In the Transparency International ‘Perception of Corruption Index’ Singapore stands at an admirable number 7, better than even countries like the Netherlands, Canada and Germany. Sri Lanka is at a lowly 95, worse than Rwanda, Senegal, India and China.

For some of the reasons for this embarrassing gap between our tiny neighbour and us, we could profit by referring to a recent book – ‘The Fourth Revolution – The Global Race to Reinvent the State’ by John Micklethwait and Adrian Wooldridge.

I quote therefrom -

“Lee has always made it clear that Singapore is open for business: There are few places where it is easier for a big multinational to set up shop, where tariff barriers are lower, where taxes are more manageable. But at the same time the State guides the economy. It chivvies local businesses up the value chain-betting first on manufacturing, then on services and now on knowledge economy.
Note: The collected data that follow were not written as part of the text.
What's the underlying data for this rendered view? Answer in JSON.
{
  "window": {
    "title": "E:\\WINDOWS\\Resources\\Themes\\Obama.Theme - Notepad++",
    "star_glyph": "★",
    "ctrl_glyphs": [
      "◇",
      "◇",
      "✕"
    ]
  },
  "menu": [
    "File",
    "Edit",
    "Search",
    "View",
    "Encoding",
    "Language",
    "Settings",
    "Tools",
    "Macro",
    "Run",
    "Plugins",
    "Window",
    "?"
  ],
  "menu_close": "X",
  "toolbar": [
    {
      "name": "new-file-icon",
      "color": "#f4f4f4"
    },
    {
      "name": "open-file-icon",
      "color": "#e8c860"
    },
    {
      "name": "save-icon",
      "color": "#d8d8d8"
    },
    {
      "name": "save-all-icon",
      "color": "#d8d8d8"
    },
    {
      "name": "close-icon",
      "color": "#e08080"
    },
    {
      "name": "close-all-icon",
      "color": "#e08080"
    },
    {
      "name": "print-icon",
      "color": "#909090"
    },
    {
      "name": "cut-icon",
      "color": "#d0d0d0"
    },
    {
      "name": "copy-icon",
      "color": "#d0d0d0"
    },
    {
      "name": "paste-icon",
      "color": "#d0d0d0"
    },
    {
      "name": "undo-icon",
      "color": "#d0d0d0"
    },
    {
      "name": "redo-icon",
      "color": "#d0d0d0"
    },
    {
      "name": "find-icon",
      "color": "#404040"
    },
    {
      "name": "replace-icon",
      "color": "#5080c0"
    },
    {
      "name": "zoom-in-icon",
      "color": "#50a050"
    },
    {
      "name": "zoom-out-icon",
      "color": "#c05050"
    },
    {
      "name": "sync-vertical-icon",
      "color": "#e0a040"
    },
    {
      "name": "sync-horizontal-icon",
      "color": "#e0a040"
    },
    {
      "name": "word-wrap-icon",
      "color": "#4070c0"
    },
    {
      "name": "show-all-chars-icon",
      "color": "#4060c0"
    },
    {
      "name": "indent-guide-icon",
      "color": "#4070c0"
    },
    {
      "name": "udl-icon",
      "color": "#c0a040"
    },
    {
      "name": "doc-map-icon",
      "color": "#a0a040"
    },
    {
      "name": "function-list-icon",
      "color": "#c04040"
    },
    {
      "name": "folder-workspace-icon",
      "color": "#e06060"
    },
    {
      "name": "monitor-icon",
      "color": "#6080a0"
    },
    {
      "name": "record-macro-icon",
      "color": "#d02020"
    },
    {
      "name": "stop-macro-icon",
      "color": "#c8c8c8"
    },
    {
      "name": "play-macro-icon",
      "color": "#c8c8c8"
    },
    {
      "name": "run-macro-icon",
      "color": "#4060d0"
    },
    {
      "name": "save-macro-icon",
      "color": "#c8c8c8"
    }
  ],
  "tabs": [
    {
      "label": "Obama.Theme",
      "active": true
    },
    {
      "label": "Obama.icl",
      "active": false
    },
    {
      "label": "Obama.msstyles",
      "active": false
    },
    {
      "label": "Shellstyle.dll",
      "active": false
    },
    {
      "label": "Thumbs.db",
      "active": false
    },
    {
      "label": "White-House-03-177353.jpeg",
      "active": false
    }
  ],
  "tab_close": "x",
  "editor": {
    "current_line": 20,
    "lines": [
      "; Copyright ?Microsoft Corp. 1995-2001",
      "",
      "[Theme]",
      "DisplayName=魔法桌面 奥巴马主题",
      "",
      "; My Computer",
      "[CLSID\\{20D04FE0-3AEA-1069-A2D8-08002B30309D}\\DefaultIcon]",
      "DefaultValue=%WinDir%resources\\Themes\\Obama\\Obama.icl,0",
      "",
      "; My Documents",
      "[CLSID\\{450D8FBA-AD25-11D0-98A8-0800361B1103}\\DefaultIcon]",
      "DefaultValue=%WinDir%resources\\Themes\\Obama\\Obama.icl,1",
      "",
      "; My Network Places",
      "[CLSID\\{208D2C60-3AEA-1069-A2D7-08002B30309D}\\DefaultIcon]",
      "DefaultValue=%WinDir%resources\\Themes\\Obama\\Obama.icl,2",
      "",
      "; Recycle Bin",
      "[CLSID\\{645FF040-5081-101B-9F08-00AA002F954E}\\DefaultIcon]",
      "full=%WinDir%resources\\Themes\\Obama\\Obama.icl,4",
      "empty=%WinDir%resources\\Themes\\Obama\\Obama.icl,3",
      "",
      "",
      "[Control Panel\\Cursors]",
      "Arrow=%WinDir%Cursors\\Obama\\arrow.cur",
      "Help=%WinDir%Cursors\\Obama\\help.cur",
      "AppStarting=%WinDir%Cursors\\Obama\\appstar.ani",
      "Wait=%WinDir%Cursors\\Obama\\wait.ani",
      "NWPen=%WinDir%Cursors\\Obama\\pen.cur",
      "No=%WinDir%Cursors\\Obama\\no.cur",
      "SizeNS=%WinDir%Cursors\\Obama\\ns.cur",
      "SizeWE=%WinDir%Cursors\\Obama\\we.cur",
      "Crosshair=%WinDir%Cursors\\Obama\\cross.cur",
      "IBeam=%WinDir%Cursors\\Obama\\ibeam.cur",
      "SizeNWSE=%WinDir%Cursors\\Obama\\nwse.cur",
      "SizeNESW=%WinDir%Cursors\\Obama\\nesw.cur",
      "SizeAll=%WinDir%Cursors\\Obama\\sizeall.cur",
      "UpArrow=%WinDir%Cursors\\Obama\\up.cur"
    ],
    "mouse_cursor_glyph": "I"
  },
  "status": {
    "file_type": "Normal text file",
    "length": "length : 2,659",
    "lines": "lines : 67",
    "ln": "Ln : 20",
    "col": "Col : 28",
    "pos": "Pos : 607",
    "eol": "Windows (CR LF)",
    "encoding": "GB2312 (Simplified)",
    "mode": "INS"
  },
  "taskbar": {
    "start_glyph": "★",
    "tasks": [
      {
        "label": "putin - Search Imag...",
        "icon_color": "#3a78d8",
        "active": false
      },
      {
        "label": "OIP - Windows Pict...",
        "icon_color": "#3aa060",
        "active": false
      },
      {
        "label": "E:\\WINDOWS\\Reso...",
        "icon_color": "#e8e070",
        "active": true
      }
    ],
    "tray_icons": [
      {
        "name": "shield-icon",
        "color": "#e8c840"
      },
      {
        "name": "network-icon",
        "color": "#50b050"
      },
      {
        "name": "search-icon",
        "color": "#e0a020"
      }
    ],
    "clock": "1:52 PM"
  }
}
“‘I do not believe that democracy necessarily leads to development. The exuberance of democracy leads to undisciplined and disorderly conditions. Having seen other countries in the neighbourhood torn apart by ethnic strife, he has no qualms about forcing people live in mixed neighbourhoods in order to prevent ethnic polarisation.

“Good government in turn relies on an educated elite of ‘good people’ running the country. No country works harder at perfecting its civil servants than Singapore, nor follows such an unabashedly elitist model. It spots talented youngsters early, luring them with scholarships, and then spends a fortune training them; those who reach the top are richly rewarded, with pay packages of as much as $ 2 million a year, while those who falter are thrown overboard.

“Sitting around a table with a group of Singaporean mandarins is more like meeting junior partners at Goldman Sachs or Mckinsey. The person on your left is on secondment at a big oil company; on your right sits a woman who between spells at the Finance and Defence Ministries has picked up degrees from the London School of Economics, Cambridge and Stanford. High-fliers pop in and out of the Civil Service College for more training: The Prime Minister has even written MBA-style case studies for them.”

When looking for foreign investments, such is the field we compete in.